In America la chiamano con un’efficacissima definizione, The Retail Apocalypse, e sta sconvolgendo la distribuzione tradizionale in tutto il mondo, senza eccezioni. Il licenziamento comunicato l’altro giorno a Parigi dal vertice di Carrefour di ben 1.500 dipendenti in Francia è solo l’ultima spia, dopo il primo taglio che aveva da poco eliminato 4.800 posti di lavoro in Francia, Argentina e Belgio, di questo disastro che pare solo agli inizi. Da qui al 2022 dovranno essere eliminati 400mila mq delle superfici degli ipermercati di Carrefour. Il licenziamento appena annunciato si inquadra nelle misure consentite dalle nuove norme sul diritto del lavoro francese introdotte nel 2018.
Il gruppo ha avviato subito degli incontri con i sindacati, contando di arrivare ad un accordo particolare e previsto per i licenziamenti collettivi, definito accordo di rottura convenzionale collettiva (RCC) anche in assenza di motivi economici. Ma sarà molto dura… Auchan, un altro simbolo dei giganteschi luoghi dello shopping è da tempo in crisi – con l’esclusione della Cina – e il 13 marzo ha annunciato un calo del fatturato 2018 del 3,2 per cento con una perdita di 1 miliardo di euro.
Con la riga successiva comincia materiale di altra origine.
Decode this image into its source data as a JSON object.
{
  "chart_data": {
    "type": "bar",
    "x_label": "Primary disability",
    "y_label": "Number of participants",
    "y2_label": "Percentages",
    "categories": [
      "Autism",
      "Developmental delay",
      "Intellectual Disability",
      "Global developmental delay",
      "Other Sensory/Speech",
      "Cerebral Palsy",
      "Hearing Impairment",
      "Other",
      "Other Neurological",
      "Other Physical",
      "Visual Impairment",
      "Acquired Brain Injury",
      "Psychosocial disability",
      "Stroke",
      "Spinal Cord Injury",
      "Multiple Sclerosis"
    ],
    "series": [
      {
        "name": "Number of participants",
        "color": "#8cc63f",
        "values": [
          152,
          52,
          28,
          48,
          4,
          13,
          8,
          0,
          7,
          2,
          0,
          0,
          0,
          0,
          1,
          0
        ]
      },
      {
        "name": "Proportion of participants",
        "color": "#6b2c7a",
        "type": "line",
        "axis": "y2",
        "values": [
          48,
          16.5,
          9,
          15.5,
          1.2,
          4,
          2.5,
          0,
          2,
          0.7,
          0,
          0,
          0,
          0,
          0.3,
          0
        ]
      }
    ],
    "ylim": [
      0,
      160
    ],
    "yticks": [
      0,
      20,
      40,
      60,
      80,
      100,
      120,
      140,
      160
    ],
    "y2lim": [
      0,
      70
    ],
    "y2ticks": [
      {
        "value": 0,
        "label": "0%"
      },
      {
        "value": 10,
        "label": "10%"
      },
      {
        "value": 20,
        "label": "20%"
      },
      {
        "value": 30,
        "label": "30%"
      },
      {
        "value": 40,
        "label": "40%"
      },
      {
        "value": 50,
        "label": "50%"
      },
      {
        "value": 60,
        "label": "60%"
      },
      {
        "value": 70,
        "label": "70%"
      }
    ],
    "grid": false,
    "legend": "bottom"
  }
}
All’origine di queste ed altre pesanti situazioni finanziarie, l’avanzata travolgente dell’e-commerce spesso disinvoltamente praticato con sottocosti costanti, prezzi stracciati e anche con prodotti non sempre di qualità.
ESEMPI VINCENTI APPLE STORE E EATALY
La formula dei mega spazi è inoltre ormai priva di attrazione: anzi, quel che sta conquistando consumatori giovani e anziani è lo store dove il consumatore prova emozione, avvolto da un’atmosfera di grande fascino; gli Apple stores o quelli festosi dell’italiana Eataly del visionario Oscar Farinetti ne sono un esempio. È per quello che anche in altri settori come l’arredamento o l’abbigliamento piacciono tanto le showroom delle aziende, perché a proporre direttamente i prodotti è chi li progetta, li fabbrica e li sa circondare di emozioni…
I numeri della Retail Apocalypse sono però terribili: secondo Euler Hermes, i fallimenti di aziende con fatturati superiori ai 50 milioni di euro – quasi tutti del settore retail – hanno toccato nel mondo un valore (distrutto) di oltre 62 miliardi di euro solo nei primi mesi del 2018. Mediamente negli Usa chiudono circa 7mila punti vendita l’anno, in gran parte di abbigliamento e elettronica, con un picco di 8mila nel 2017. Nel settore dei giochi e giocattoli sono falliti nomi storici di fama mondiale come Toys in Usa e Maplin in Inghilterra; in Francia un’illustre vittima, la Grand Récré, ha messo in evidenza un dato mondiale: in questo settore Amazon ha raggiunto una quota di mercato monstre di oltre il 30%.
IL DISASTRO CON LA BREXIT
Molti prodotti dell’e-commerce provengono dalla Cina, dove la crisi mondiale dei consumi preoccupa molto, poiché interi quartieri di molte prefetture sono letteralmente traboccanti di cianfrusaglie di plastica che pian piano anche le catene off e online di prezzi stracciati cominciano a rifiutare. E che la Cina sta riversando sui paesi africani causando la disfatta di migliaia e migliaia di piccoli operatori locali tradizionali: un’altra faccia della Retail Apocalypse. Se Amazon mantiene il ritmo attuale di crescita, con Alibaba e altri che stanno raggiungendola, cosa succederà al retail tradizionale rimasto?
Nel 2018 i social network che alimentano soprattutto tramite gli smartphpone gli ordini dell’e-commerce, sono aumentati di oltre 100 milioni di utenti. E a star peggio, secondo i grandi esperti del settore, sarà l’Inghilterra che già con le incertezze della Brexit ha visto una rovinosa accelerazione delle chiusure di catene e negozi anche illustri. E proprio per la scelta di starsene per proprio conto, andrà incontro ad un ulteriore peggioramento della competitività dei punti vendita tradizionali costretti a pagare sempre più cari i prodotti di importazione che sono la maggior parte di quelli sugli scaffali.